Schauspielerisch erzielt das siebenköpfige Team umso mehr Wirkung, je vorbehaltloser sich die Figuren der Skurrilität der Geschichte hingeben. Die wortkargen Figuren überzeugen mehr als die redseligen. Zu Beginn ist Raiko Küster als Richard der introvertierte, skurrile Typ. Nur widerwillig mag er sich dem Enthusiasmus und der hohen unternehmerischen Risikofreude seines Partners anschließen. Schnell aber kehrt sich die Rollenverteilung um. Kaum hat Richard den Toten im Kühlraum entdeckt, ist Küster der temperamentvollere, aufgeregtere der beiden Partner, während Jost Grix ganz cool bleibt. Je mehr Karl sein zufällig entdecktes Geschäftsmodell entwickelt, desto introvertierter und verdruckster, desto verschrobener und skurriler wird Grix‘ Figurenzeichnung - mit seiner Lakonie und seinem gelegentlich aufblitzenden hintergründigen Lächeln trägt er die Aufführung und sticht aus dem durchweg gut aufgelegten Ensemble heraus. Neben ihm überzeugt vor allem Felix Lampert in der kleinen Nebenrolle des debilen, durch einen Unfall hirngeschädigten Armin; Damir Avdic zeigt in gleich fünf kleinen Rollen, was er kann: Er legt den Conferencier bei der Eröffnungsfeier des Ladens laut und clownesk, den den Weg alles Irdischen gehenden Immobilienmakler dagegen wesentlich subtiler, mit erheblich leiserem Komödiantentum an.

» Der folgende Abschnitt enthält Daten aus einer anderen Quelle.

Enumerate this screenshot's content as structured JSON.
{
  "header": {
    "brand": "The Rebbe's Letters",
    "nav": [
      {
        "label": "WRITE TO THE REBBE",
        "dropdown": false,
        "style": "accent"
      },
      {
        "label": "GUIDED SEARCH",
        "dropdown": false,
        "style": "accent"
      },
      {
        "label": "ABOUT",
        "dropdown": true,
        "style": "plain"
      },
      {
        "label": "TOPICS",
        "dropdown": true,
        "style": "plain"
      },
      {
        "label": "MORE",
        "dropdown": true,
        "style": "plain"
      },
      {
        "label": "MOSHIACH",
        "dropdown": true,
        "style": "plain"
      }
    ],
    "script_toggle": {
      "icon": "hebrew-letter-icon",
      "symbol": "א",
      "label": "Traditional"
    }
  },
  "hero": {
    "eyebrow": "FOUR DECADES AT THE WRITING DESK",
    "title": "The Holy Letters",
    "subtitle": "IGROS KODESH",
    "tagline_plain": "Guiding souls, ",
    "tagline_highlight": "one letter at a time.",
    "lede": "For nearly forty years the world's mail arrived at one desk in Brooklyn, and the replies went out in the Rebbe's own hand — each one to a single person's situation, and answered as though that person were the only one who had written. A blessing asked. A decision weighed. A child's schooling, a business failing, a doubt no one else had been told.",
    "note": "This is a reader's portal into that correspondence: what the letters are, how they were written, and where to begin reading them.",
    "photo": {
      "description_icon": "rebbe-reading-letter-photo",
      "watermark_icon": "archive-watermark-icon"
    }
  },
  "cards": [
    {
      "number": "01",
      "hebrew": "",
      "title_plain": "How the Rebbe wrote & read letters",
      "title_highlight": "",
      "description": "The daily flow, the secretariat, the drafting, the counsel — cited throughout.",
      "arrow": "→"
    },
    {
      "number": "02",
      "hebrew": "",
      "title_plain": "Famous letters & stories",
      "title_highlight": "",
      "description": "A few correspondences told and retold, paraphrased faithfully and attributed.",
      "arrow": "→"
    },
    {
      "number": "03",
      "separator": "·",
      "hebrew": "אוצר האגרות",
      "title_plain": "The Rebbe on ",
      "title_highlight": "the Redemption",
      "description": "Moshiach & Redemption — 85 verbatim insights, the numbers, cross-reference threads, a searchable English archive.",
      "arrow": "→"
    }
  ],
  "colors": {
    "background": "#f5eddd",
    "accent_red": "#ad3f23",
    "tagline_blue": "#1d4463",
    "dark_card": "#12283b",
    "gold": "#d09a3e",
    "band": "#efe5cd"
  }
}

Die durchgeknallte schwarze Komödie wurde bei der Premiere vor allem vom jüngeren Teil des Publikums gefeiert. Doch obwohl die Inszenierung um zehn Minuten kürzer ist als die Film-Vorlage, gab es auch zähe Momente. Dreher und Thomas beschränken sich auf eine reine illustrierende Nacherzählung der Geschichte. Ein wenig mehr Bösartigkeit hätte der Inszenierung gut getan - alternativ vielleicht auch ein wenig mehr Schwung oder eine noch stärkere, auch die Nebenrollen stärker einbeziehende Fokussierung auf abgedrehte Skurrilität. So war der heitere Kannibalismus hundertprozentig jugendfrei - Familienstück statt Horrorkomödie, mildes Chicken with Cashew Nuts statt Hühner-Curry Sri Lanka Style. Aber ein Schmunzeln auf den Lippen ließ sich nicht verhehlen. Ebensowenig der Wunsch, nach Ende der Aufführung ein Hühnchen mit Marinade im Bochumer Bermuda3Eck zu genießen.